PARIS - (AFP/Reuters) - The West, led by the United States and France, is seeking to up the pressure on key Syria ally Russia to stop sending weapons they say Bashar al-Assad's regime is using in its bloody crackdown on rebels.
"We are calling for a complete halt to arms exports to the Syrian regime as asked by joint United Nations-Arab League envoy Kofi Annan before the Security Council last week," foreign ministry spokesman Bernard Valero said.
US Secretary of State Hillary Clinton on Wednesday renewed her call on Russia to end arms deliveries to Syria, saying that the violence-torn nation was "spiraling toward civil war." Clinton said she supported cooperation with Russia but stood firm on her call for an end to arms deliveries, a day after she charged that Moscow was sending attack helicopters to Syria that could escalate the conflict.
During a visit to fellow Syria ally Iran on Wednesday, Russian Foreign Minister Sergei Lavrov in turn accused the United States of supplying weapons to Syria's rebels.
He insisted that Russia was supplying "anti-air defence systems" to Damascus in a deal that "in no way violates international laws". "That contrasts with what the United States is doing with the opposition, which is providing arms to the Syrian opposition which are being used against the Syrian government," he said.
The US Wednesday denied Russia's claim that it is arming Syria's opposition and expressed new concern over what it says is Moscow's supply of attack helicopters to Damascus. "We do not and have not supplied weapons to the Syrian opposition. You know our position on that and we have made it very clear," White House spokesman told reporters.

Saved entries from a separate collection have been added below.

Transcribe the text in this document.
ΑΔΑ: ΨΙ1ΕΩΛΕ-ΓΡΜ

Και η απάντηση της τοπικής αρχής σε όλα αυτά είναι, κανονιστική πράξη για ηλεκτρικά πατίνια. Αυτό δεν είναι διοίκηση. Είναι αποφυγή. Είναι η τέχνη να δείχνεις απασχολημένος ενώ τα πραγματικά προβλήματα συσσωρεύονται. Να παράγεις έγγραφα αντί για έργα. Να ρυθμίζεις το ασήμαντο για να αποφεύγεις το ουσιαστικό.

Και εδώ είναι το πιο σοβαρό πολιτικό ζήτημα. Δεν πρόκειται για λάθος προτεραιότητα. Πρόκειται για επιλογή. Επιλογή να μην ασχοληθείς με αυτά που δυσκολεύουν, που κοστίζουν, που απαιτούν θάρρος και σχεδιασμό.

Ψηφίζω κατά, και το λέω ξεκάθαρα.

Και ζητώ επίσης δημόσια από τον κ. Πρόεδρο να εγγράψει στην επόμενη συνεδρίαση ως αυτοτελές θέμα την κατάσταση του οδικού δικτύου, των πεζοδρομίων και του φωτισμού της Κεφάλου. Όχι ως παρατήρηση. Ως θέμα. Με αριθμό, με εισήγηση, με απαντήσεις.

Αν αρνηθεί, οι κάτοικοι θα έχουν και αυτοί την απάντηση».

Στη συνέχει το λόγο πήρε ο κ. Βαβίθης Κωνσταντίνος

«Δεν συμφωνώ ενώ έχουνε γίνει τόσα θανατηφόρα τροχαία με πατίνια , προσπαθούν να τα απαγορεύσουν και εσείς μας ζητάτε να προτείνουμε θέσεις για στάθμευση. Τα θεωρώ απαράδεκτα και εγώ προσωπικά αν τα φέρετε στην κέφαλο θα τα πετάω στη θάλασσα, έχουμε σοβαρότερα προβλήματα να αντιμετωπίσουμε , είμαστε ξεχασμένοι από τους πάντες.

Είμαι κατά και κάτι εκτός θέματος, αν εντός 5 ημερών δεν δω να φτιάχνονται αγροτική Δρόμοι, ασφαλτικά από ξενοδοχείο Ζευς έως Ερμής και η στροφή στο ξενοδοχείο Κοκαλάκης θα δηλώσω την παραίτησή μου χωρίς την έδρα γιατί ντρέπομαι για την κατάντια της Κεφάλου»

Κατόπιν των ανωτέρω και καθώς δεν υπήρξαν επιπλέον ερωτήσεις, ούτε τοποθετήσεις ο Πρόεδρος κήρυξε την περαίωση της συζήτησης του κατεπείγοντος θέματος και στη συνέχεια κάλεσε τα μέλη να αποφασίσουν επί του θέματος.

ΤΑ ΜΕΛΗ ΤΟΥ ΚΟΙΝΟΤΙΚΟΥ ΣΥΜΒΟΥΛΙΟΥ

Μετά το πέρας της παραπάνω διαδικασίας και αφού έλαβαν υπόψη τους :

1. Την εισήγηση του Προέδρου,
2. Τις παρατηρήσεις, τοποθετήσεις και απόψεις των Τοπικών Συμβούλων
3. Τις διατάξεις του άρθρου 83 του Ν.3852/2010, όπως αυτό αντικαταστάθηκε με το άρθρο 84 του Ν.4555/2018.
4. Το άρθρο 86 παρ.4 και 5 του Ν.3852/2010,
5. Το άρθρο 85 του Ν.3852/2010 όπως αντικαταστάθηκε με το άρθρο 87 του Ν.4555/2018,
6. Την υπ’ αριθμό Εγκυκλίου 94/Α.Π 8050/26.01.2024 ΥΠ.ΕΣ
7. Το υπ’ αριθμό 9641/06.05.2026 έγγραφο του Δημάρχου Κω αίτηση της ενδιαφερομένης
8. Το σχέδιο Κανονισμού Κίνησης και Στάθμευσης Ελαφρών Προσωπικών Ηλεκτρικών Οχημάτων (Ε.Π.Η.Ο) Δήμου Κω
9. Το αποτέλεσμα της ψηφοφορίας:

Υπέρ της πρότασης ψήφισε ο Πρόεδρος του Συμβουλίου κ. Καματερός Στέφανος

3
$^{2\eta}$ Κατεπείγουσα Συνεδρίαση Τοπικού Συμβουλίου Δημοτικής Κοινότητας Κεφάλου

British Foreign Secretary William Hague also said on Wednesday that Syria was on the verge of collapse and that he would be holding urgent talks with his Russian counterpart on Thursday to ensure implementation of a peace plan brokered by Kofi Annan. "Syria is on the edge of a collapse or of a deadly sectarian civil war," he told reporters in Kabul where he will attend a regional conference on Afghanistan. He said he would meet Russia's Sergei Lavrov on the sidelines of the conference to persuade Russia to use its leverage with the Syrian government to implement Annan's plan.
Meanwhile, the Syrian govt said on Wednesday it is fighting "terrorists" and not a civil war, as rebels pulled out of a besieged enclave where an eight-day bombardment had raised fears for trapped civilians. The govt consistently refers to the rebel Free Syrian Army and other armed groups as "terrorists" and has accused the US and its allies of complicity in their operations.
Meanwhile, an opposition group in the country said on Wednesday that Syria has not entered into a civil war. "This announcement makes the killer and the victim equal and ignores all the massacres committed by the Assad regime," the Syrian Revolution General Commission said, adding that people in the country "are only asking for freedom and dignity."
Meanwhile, Syrian troops on Wednesday crossed into Lebanon's eastern border region of Al-Qaa and planted mines around the home of a local resident before withdrawing, a security official told AFP. The official said the troops entered some 300 yards inside Lebanese territory and placed the mines outside the home of Mohammad Akeel.
Meanwhile, Nato chief Anders Fogh Rasmussen said Wednesday that foreign military intervention was "not the right path" in Syria despite the UN's peacekeeping chief declaring the country in civil war.
Rasmussen said there were "no plans at this stage" for a NATO operation, as he condemned the UN Security Council failure to reach agreement as a "big mistake", saying Russia could have an "instrumental role" in brokering peace.